Deux tiers des consultants œuvrant pour le centre de compétences Services financiers lui sont entièrement dédiés. Chacun des six associés nommés partners peut se prévaloir d’une compétence spécifique. La banque d’investissement et de financement, la banque privée et la gestion d’actifs sont suivis en France par Pierre Reboul.

A l’image de l’organisation simplifiée d’un compte de résultat - produits, charges, provisions pour risques -, l’action du service est structurée en trois thématiques : les revenus, les coûts et les risques. En premier lieu, les sujets traitent de la croissance des revenus tels que les stratégies d’entrée sur un marché, d’alliances ou de fusion, d’amélioration de la performance commerciale. Ensuite, les thèmes s’orientent sur l’amélioration de la performance opérationnelle, en grande partie sur l’optimisation des coûts.

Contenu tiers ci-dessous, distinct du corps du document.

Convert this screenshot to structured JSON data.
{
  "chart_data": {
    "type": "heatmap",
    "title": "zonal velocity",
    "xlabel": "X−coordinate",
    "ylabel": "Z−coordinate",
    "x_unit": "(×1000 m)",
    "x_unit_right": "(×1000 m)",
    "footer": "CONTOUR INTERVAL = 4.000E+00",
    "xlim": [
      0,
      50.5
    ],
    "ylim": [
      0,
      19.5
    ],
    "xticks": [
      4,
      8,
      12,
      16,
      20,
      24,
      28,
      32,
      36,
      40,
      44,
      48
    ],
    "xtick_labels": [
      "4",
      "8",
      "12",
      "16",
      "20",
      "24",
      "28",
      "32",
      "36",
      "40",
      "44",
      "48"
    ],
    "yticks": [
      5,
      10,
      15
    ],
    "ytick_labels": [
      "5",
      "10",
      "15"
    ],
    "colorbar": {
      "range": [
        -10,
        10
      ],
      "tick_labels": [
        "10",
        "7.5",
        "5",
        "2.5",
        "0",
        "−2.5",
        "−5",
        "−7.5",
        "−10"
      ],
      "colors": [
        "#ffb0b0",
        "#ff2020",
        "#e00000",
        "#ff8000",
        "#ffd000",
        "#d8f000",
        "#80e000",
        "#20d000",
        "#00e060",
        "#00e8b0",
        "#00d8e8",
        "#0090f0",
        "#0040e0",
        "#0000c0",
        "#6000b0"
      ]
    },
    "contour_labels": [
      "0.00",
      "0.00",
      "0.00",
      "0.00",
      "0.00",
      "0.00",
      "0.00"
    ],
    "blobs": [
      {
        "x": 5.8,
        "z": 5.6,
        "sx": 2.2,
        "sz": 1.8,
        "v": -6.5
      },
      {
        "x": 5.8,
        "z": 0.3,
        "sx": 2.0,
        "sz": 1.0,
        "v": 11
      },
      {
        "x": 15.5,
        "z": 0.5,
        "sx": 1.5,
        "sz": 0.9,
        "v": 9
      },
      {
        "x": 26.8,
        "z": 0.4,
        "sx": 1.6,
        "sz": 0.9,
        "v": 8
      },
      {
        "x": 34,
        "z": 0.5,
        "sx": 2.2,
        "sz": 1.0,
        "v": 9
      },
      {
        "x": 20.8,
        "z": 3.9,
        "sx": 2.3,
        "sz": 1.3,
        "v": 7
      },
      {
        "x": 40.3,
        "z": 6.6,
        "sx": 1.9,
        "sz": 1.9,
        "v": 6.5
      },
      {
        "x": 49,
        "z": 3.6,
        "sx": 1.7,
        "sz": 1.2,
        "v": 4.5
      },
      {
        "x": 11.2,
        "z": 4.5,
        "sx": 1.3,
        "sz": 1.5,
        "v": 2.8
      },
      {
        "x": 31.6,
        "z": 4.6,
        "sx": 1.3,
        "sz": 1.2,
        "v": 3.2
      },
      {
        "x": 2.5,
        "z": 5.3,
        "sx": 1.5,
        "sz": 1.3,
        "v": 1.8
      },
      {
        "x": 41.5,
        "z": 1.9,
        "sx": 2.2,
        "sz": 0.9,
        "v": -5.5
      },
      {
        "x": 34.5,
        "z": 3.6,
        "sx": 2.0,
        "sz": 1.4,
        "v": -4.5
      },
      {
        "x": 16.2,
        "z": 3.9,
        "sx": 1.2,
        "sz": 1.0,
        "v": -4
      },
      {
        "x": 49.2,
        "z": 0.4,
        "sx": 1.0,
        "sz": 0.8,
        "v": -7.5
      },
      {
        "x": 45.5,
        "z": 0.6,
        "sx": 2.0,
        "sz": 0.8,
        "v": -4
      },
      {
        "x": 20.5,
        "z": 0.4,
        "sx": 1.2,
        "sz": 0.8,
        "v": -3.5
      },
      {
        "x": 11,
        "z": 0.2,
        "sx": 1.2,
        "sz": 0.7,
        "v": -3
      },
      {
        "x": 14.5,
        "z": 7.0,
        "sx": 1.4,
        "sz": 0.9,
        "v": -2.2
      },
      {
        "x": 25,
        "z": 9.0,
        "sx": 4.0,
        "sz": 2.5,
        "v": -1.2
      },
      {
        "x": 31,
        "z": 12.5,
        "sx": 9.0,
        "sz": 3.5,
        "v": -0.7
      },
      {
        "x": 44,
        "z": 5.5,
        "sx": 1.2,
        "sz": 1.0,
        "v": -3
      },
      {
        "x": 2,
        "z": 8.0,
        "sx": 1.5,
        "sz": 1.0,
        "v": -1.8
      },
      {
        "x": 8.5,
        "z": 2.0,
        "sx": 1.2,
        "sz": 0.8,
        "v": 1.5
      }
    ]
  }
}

« A titre d’exemple, explique Pierre Reboul, nous venons de restructurer les métiers dits supports d’une banque de financement et d’investissement en les alignant sur la nouvelle activité commerciale et en mettant en place des projets d’amélioration des processus et de réorganisation. » Enfin, le troisième volet, non le moindre, est centré sur la gestion des différents risques inhérents à l’entreprise. « Tous nos projets doivent avoir un impact quantitatif très significatif sur le compte de résultat », précise Pierre Reboul.

Outre son activité de conseil, Roland Berger publie régulièrement des études. Une analyse mondiale sur la banque privée a d’ailleurs été communiquée en mai dernier.

Confidentialité.

Si le coût d’un projet reste confidentiel et variable d’une intervention à une autre, les missions d’ordre opérationnel dont l’amélioration de la performance est mesurable sont rémunérées en partie en fonction des résultats obtenus.

Selon Vincent Mercier, Roland Berger dispose de 50 projets en moyenne en permanence, soit environ 250 annuellement concernant les 500 plus grandes entreprises françaises.

« Nous ne travaillons pas sur les mêmes projets d’un client à un autre », précise Christophe Angoulvant. Il se peut toutefois que certains clients demandent l’exclusivité d’une mission et sollicitent, par exemple, un engagement de la part de Roland Berger à ne pas réaliser le même projet dans un pays donné pendant deux ans à compter de la fin de sa mise en œuvre.